Il primo vice presidente del Consiglio della Federazione Russa, nonché
segretario del Consiglio del Partito “Russia Unita”, ieri ha fatto una
dichiarazione importante: “Siamo estremamente preoccupati del fatto che
l’Ucraina viene continuamente imbottita di armi letali dall’Occidente, quasi
tutti i maggiori paesi Nato lo fanno e in enormi quantità: quest’anno, solo
dagli Stati Uniti e Gran Bretagna sono stati compiuti decine e decine di voli
in Ucraina, dove sono stati portati complessi missilistici, lanciagranate, armi
portatili, mine e molto, molto altro. Ritengo che in tali condizioni, la Russia
deve dare aiuto alle due repubbliche di Lugansk e Donetsk, fornendo loro
determinati tipi di armi che aumentino la loro capacità di difesa militare, per
contenere l’aggressione militare che Kiev ha preparato per il Donbass. Bisogna
fermare il regime di Kiev!”. La reazione degli Stati Uniti è stata
molto negativa, hanno dichiarato che la Russia per mandare gli aiuti militari
al Donbass, deve prima concordarlo col Consiglio di Sicurezza dell’ONU,
altrimenti questo è una violazione del diritto internazionale.

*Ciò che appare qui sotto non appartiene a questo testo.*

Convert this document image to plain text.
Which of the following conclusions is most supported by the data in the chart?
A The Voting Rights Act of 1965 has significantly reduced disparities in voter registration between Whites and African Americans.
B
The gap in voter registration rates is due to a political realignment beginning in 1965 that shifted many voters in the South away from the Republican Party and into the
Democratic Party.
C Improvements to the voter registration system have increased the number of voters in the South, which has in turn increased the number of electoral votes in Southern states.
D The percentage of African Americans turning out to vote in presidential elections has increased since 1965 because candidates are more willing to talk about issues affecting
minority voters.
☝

Il Donbass ovviamente non può che gioire dell’aiuto militare: “accetteremo
con riconoscenza dalla Federazione Russa qualsiasi aiuto che possa servire a
minimizzare i possibili rischi e perdite umane”. Secondo le parole del ministro
Lavrov, “Washington usa l’Ucraina, fornendo le armi a Kiev cerca di accendere
il conflitto aumentando costantemente la tensione. Gli Stati Uniti, sempre più
apertamente e cinicamente, usano a tal punto l’Ucraina contro la Russia che lo
stesso regime di Kiev si è spaventato e prova ad abbassare la retorica, e dice
di non accendere così la discussione, ancora non c’è bisogno di evacuare le
ambasciate; ma chi ha evacuato il personale dalle ambasciate? – dice Lavrov, –
gli americani e gli altri, anglosassoni, canadesi e britannici, ciò significa
che costoro sanno qualcosa, sanno qualcosa che gli altri non sanno, ne consegue
che dobbiamo pensare che anche contro di noi hanno ordito delle provocazioni,
sarà il caso che anche noi prendiamo le nostre misure preventive?”.
In pratica, l’enorme compito della pacifica Russia adesso è prevenire la
guerra che gli Stati Uniti stanno scatenando in Europa e in Ucraina.